Il est avéré que le conducteur de la moto-cross conduisait au milieu de la route et n’avait pas attaché son casque.

Le conducteur de la moto-cross (grièvement blessé dans l’accident corporel) et son épouse (victime par ricochet), ont assigné le conducteur du véhicule et son assureur, la compagnie AXA, aux fins d’indemnisation de leurs préjudices.

2) Quel a été le parcours procédural de cette affaire ?

Par un jugement rendu le 24 janvier 2019, le Tribunal de grande instance de NANTERRE , « a dit que la faute commise par (le conducteur de la moto-cross) excluait son droit à indemnisation, l’a débouté de toutes ses demandes et l’a condamné aux dépens »

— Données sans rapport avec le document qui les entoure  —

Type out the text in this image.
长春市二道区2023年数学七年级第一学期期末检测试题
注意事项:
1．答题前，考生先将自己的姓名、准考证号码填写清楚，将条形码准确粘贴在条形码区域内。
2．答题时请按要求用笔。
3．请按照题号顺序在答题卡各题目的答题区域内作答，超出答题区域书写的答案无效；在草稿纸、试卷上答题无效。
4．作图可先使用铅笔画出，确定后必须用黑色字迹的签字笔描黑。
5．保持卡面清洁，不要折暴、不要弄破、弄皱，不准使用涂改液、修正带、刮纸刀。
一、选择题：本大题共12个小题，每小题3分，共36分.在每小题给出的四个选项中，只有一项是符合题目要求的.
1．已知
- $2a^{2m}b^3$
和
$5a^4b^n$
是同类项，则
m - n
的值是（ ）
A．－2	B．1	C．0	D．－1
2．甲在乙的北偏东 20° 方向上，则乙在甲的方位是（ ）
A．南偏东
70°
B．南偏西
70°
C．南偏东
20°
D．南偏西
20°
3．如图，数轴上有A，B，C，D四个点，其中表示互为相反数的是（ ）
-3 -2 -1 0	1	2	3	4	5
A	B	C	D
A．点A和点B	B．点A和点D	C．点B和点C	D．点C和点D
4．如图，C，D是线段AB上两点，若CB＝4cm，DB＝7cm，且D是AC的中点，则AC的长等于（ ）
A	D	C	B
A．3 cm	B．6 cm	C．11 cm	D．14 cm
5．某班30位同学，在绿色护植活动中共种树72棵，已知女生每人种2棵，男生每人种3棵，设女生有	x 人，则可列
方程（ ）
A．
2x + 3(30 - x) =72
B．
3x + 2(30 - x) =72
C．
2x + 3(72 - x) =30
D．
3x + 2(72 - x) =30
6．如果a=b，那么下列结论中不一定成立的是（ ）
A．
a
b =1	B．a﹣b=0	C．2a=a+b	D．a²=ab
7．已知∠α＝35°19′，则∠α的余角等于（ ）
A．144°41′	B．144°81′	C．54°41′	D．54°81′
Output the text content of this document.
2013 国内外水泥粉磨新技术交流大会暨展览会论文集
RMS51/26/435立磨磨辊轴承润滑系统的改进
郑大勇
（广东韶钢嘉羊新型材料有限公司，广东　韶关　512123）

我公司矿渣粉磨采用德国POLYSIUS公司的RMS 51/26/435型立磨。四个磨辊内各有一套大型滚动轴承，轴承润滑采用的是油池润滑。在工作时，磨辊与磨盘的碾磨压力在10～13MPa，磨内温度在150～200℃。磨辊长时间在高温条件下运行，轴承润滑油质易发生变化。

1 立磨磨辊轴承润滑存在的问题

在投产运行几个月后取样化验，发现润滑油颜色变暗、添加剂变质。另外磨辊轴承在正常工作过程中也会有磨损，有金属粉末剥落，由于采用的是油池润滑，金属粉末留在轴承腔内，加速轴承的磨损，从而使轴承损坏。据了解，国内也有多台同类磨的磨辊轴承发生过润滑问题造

Le conducteur et son épouse ont interjeté appel de cette décision.

Par un arrêt rendu le 09 juillet 2020, la Cour d’appel de VERSAILLES, faisant application des dispositions de la loi n° 85-677 du 05 juillet 1985 tendant à l’amélioration de la situation des victimes d’accidents de la circulation et à l’accélération des procédures d’indemnisation (dite « Loi Badinter »), a reconnu l’existence de plusieurs fautes du conducteur de la moto-cross et a fixé son droit à indemnisation à 40 %.

Le conducteur et son épouse ont alors formé un pourvoi en cassation.

3) Qu’est-ce que la loi Badinter ?

La loi n° 85-677 du 05 juillet 1985 dite « loi Badinter » (du nom de Robert Badinter, alors Ministre de la Justice et ayant inspiré la rédaction de cette loi) a créé un régime spécial d’indemnisation des victimes d’accident de circulation.

Cette loi est née dans une période où le nombre de d’accidents mortels de la route et d’accidents corporels graves étaient extrêmement importants sans que le droit alors applicable ne permette d’indemniser correctement les victimes.

Son but premier était donc d’améliorer la situation des victimes d’accidents de la circulation et d’accélérer les procédures d’indemnisation.

L’objet cette loi n’est pas, contrairement aux régimes classiques de la responsabilité civile, de rechercher le responsable du dommage mais plutôt de désigner le débiteur de l’obligation d’indemnisation.

4) Quelles sont les conditions d’application de la loi Badinter ?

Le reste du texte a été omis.